Nong, L., Sun, Y., Tian, Y., Li, H., & Li, H. (2013). Effects of parecoxib on morphine analgesia after gynecology tumor operation: A randomized trial of parecoxib used in postsurgical pain management. The Journal of Surgical Research, 183, 821–826. 

To investigate the influence of parecoxib on morphine analgesia after gynecological tumor surgery

The test group (group P) was given 40 mg IV parecoxib prior to induction of anesthesia and 40 mg IV q 12 hours for 48 hours after the operation. The control group (group C) was given 2 ml saline at the same time intervals. Both groups were introduced to a patient-controlled analgesia (PCA) device and documentation of postoperative pain or adverse effects on Visual Analog Scale (VAS).

• N = 79  
• AGE RANGE = 18–60 years
• FEMALES: 100%
• KEY DISEASE CHARACTERISTICS: Gynecological tumor
• OTHER KEY SAMPLE CHARACTERISTICS: American Society of Anesthesiologists (ASA) physical status I-II

• SITE: Single-site    
• SETTING TYPE: Inpatient    
• LOCATION: Guangzhou, China

• PHASE OF CARE: Active antitumor treatment
• APPLICATIONS: Elder care, palliative care 

Placebo-controlled, randomized, controlled trial

• Visual Analog Scale (VAS)
• Morphine requirement
• Satisfaction score and side effects
• Sedation scale

There was a reduction of about 9% in the total morphine requirement used within the first 48 hours after gynecological tumor surgery, and overall satisfaction scores were 8.6 versus 6.8 (groups P and C, respectively). Pain scores at rest and with movement were significantly lower in the parecoxib group at all postoperative time points (p < .001).

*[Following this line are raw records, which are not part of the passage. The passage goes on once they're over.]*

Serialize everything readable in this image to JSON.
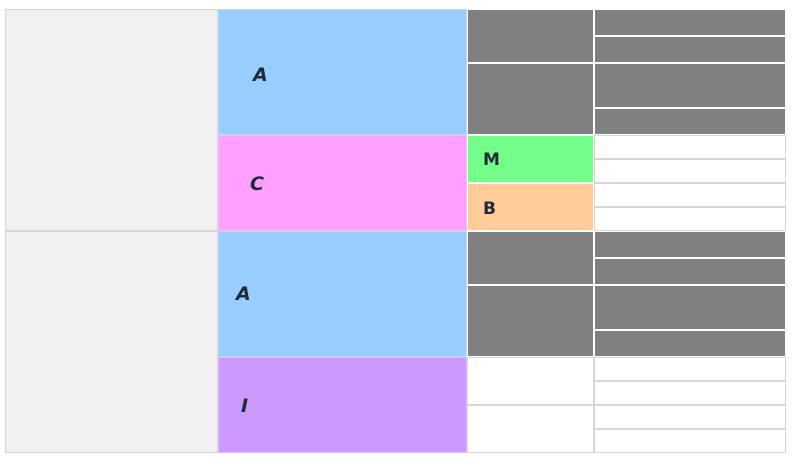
{
  "blocks": {
    "top_a": "A",
    "c": "C",
    "m": "M",
    "b": "B",
    "bottom_a": "A",
    "i": "I"
  },
  "colors": {
    "gray": "#f0f0f0",
    "blue": "#99ccff",
    "pink": "#ffa0ff",
    "purple": "#cc99ff",
    "dark": "#808080",
    "green": "#73ff8a",
    "orange": "#ffcc99",
    "white": "#ffffff"
  }
}
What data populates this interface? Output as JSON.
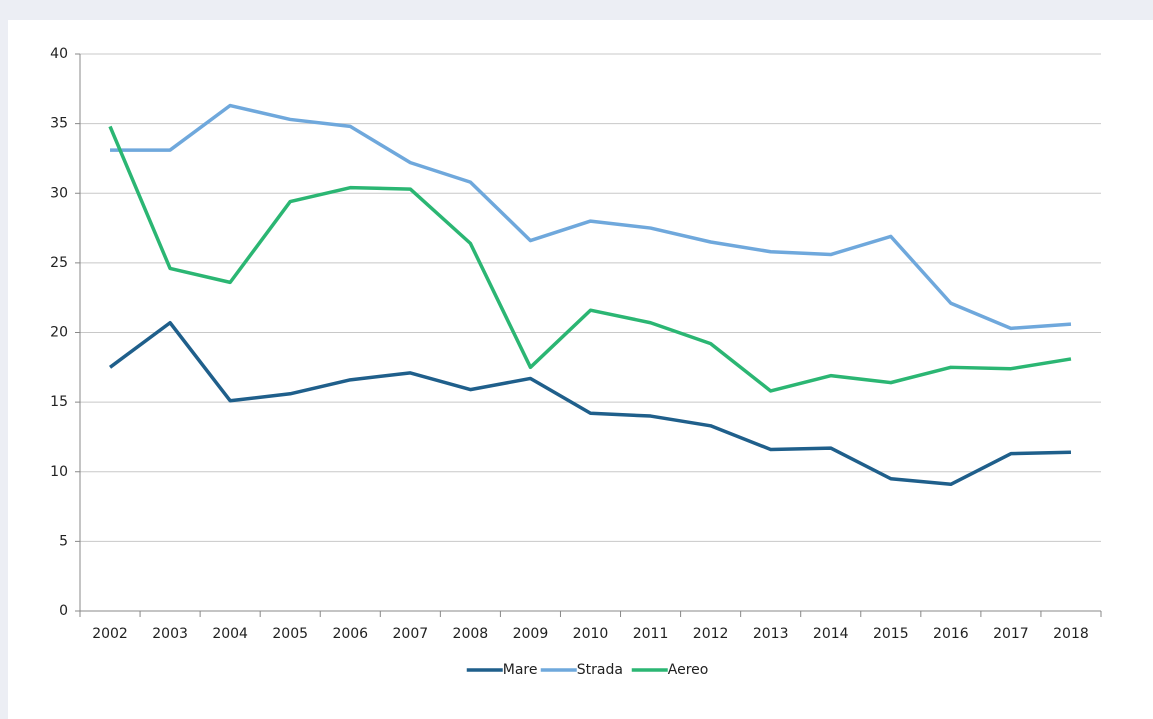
{
  "chart_data": {
    "type": "line",
    "categories": [
      "2002",
      "2003",
      "2004",
      "2005",
      "2006",
      "2007",
      "2008",
      "2009",
      "2010",
      "2011",
      "2012",
      "2013",
      "2014",
      "2015",
      "2016",
      "2017",
      "2018"
    ],
    "series": [
      {
        "name": "Mare",
        "color": "#1f5f8b",
        "values": [
          17.5,
          20.7,
          15.1,
          15.6,
          16.6,
          17.1,
          15.9,
          16.7,
          14.2,
          14.0,
          13.3,
          11.6,
          11.7,
          9.5,
          9.1,
          11.3,
          11.4
        ]
      },
      {
        "name": "Strada",
        "color": "#6fa8dc",
        "values": [
          33.1,
          33.1,
          36.3,
          35.3,
          34.8,
          32.2,
          30.8,
          26.6,
          28.0,
          27.5,
          26.5,
          25.8,
          25.6,
          26.9,
          22.1,
          20.3,
          20.6
        ]
      },
      {
        "name": "Aereo",
        "color": "#2bb673",
        "values": [
          34.8,
          24.6,
          23.6,
          29.4,
          30.4,
          30.3,
          26.4,
          17.5,
          21.6,
          20.7,
          19.2,
          15.8,
          16.9,
          16.4,
          17.5,
          17.4,
          18.1
        ]
      }
    ],
    "ylim": [
      0,
      40
    ],
    "yticks": [
      0,
      5,
      10,
      15,
      20,
      25,
      30,
      35,
      40
    ],
    "grid": true,
    "legend": "bottom"
  }
}
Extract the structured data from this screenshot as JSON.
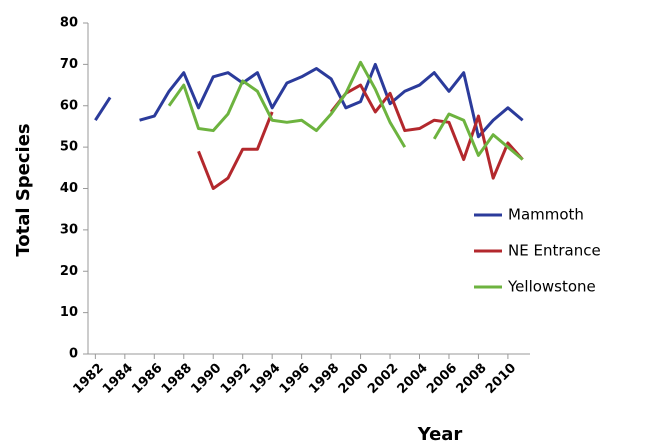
{
  "chart_data": {
    "type": "line",
    "x_label": "Year",
    "y_label": "Total Species",
    "x": [
      1982,
      1983,
      1984,
      1985,
      1986,
      1987,
      1988,
      1989,
      1990,
      1991,
      1992,
      1993,
      1994,
      1995,
      1996,
      1997,
      1998,
      1999,
      2000,
      2001,
      2002,
      2003,
      2004,
      2005,
      2006,
      2007,
      2008,
      2009,
      2010,
      2011
    ],
    "series": [
      {
        "name": "Mammoth",
        "color": "#2b3b9b",
        "values": [
          56.5,
          62,
          null,
          56.5,
          57.5,
          63.5,
          68,
          59.5,
          67,
          68,
          65.5,
          68,
          59.5,
          65.5,
          67,
          69,
          66.5,
          59.5,
          61,
          70,
          60.5,
          63.5,
          65,
          68,
          63.5,
          68,
          52.5,
          56.5,
          59.5,
          56.5
        ]
      },
      {
        "name": "NE Entrance",
        "color": "#b3282d",
        "values": [
          null,
          null,
          null,
          null,
          null,
          null,
          null,
          49,
          40,
          42.5,
          49.5,
          49.5,
          58.5,
          null,
          null,
          null,
          58.5,
          63,
          65,
          58.5,
          63,
          54,
          54.5,
          56.5,
          56,
          47,
          57.5,
          42.5,
          51,
          47
        ]
      },
      {
        "name": "Yellowstone",
        "color": "#6db33f",
        "values": [
          null,
          null,
          null,
          null,
          null,
          60,
          65,
          54.5,
          54,
          58,
          66,
          63.5,
          56.5,
          56,
          56.5,
          54,
          58,
          63,
          70.5,
          64,
          56,
          50,
          null,
          52,
          58,
          56.5,
          48,
          53,
          50,
          47
        ]
      }
    ],
    "xlim": [
      1981.5,
      2011.5
    ],
    "xticks": [
      1982,
      1984,
      1986,
      1988,
      1990,
      1992,
      1994,
      1996,
      1998,
      2000,
      2002,
      2004,
      2006,
      2008,
      2010
    ],
    "ylim": [
      0,
      80
    ],
    "yticks": [
      0,
      10,
      20,
      30,
      40,
      50,
      60,
      70,
      80
    ],
    "legend": "right"
  }
}
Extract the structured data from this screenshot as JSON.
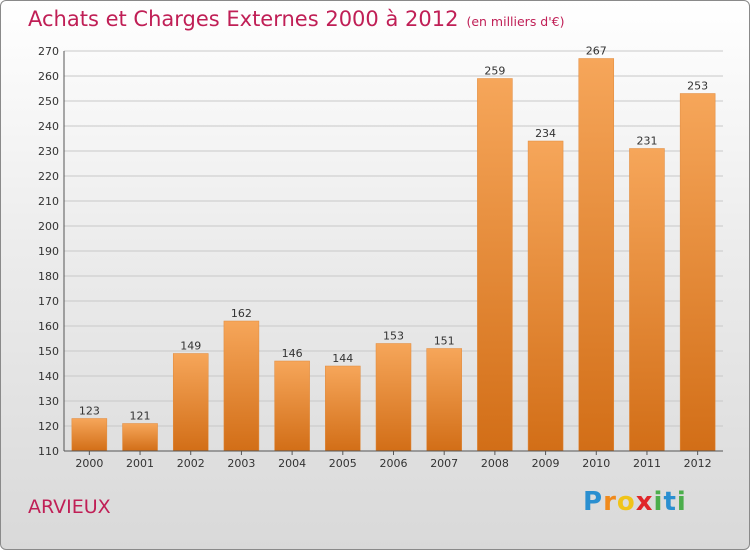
{
  "title": "Achats et Charges Externes 2000 à 2012",
  "unit": "(en milliers d'€)",
  "place": "ARVIEUX",
  "logo": {
    "letters": [
      "P",
      "r",
      "o",
      "x",
      "i",
      "t",
      "i"
    ],
    "colors": [
      "#2a8fd0",
      "#f08a1c",
      "#f0c419",
      "#e0262a",
      "#4cae4c",
      "#2a8fd0",
      "#4cae4c"
    ]
  },
  "colors": {
    "bar_light": "#f6a65a",
    "bar_dark": "#d26e17",
    "title": "#c01f56"
  },
  "chart_data": {
    "type": "bar",
    "title": "Achats et Charges Externes 2000 à 2012",
    "subtitle": "(en milliers d'€)",
    "categories": [
      "2000",
      "2001",
      "2002",
      "2003",
      "2004",
      "2005",
      "2006",
      "2007",
      "2008",
      "2009",
      "2010",
      "2011",
      "2012"
    ],
    "values": [
      123,
      121,
      149,
      162,
      146,
      144,
      153,
      151,
      259,
      234,
      267,
      231,
      253
    ],
    "ylim": [
      110,
      270
    ],
    "yticks": [
      110,
      120,
      130,
      140,
      150,
      160,
      170,
      180,
      190,
      200,
      210,
      220,
      230,
      240,
      250,
      260,
      270
    ],
    "grid": true,
    "xlabel": "",
    "ylabel": ""
  }
}
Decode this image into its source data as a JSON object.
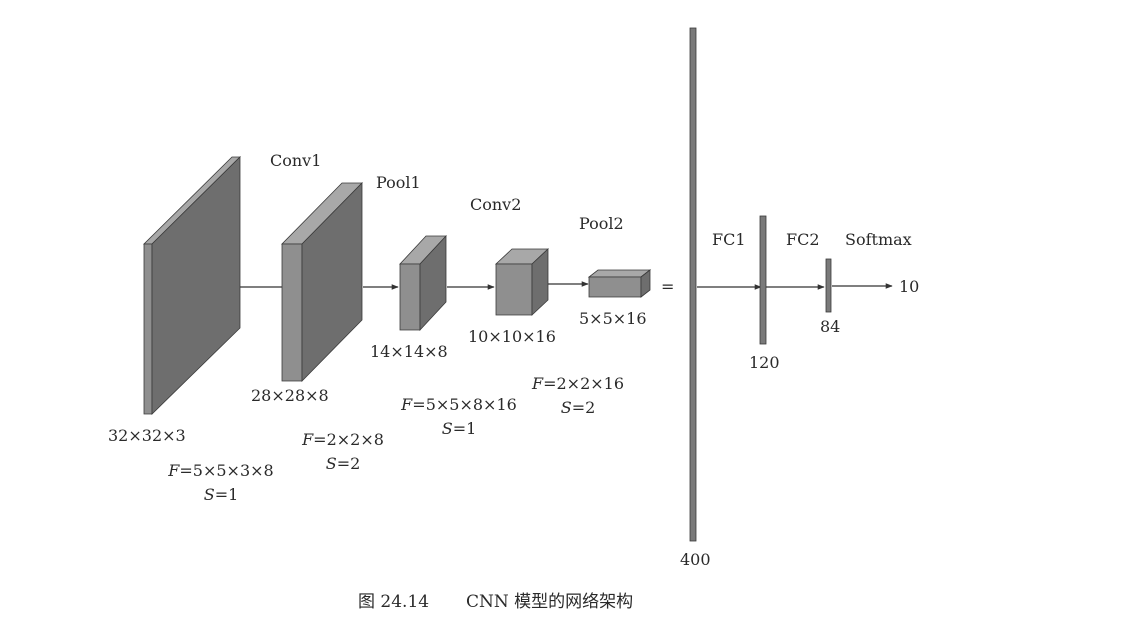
{
  "layers": {
    "input": {
      "dims": "32×32×3",
      "f_prefix": "F",
      "f_value": "=5×5×3×8",
      "s_prefix": "S",
      "s_value": "=1"
    },
    "conv1": {
      "name": "Conv1",
      "dims": "28×28×8"
    },
    "pool1": {
      "name": "Pool1",
      "dims": "14×14×8",
      "f_prefix": "F",
      "f_value": "=2×2×8",
      "s_prefix": "S",
      "s_value": "=2"
    },
    "conv2": {
      "name": "Conv2",
      "dims": "10×10×16",
      "f_prefix": "F",
      "f_value": "=5×5×8×16",
      "s_prefix": "S",
      "s_value": "=1"
    },
    "pool2": {
      "name": "Pool2",
      "dims": "5×5×16",
      "f_prefix": "F",
      "f_value": "=2×2×16",
      "s_prefix": "S",
      "s_value": "=2"
    },
    "flatten": {
      "equals": "=",
      "size": "400"
    },
    "fc1": {
      "name": "FC1",
      "size": "120"
    },
    "fc2": {
      "name": "FC2",
      "size": "84"
    },
    "softmax": {
      "name": "Softmax",
      "size": "10"
    }
  },
  "caption": {
    "label": "图 24.14",
    "text": "CNN 模型的网络架构"
  },
  "colors": {
    "front": "#6e6e6e",
    "side": "#8f8f8f",
    "top": "#a8a8a8",
    "edge": "#3a3a3a",
    "line": "#333333"
  }
}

The use of parecoxib with patient-controlled analgesic morphine in postoperative analgesia resulted in enhanced analgesic efficacy, reducing the opioid requirement, increasing patient satisfaction, and reducing pain severity after gynecological tumor surgery.

• Small sample (< 100)
• Other limitations/explanation: With regard to reporting and assessing side effects, specifically nausea, vomiting, urinary retention, and sedation, the authors reported the differences were clinically insignificant. However, the control group had twice as many reports of nausea, vomiting, and urinary retention in the 48 hours postoperatively compared to the test group (P) as well as a 7% increase in reports of sedation. The study limited itself to the use of PCA morphine only. Additional studies would be of benefit to determine the influence of parecoxib on morphine use (small study size).

This study has positive implications for nursing and healthcare professionals as it did show a 9% decrease in morphine PCA use in the first 48 hours postoperatively with fewer reported side effects. This study should be replicated with a larger sample size to validate its findings.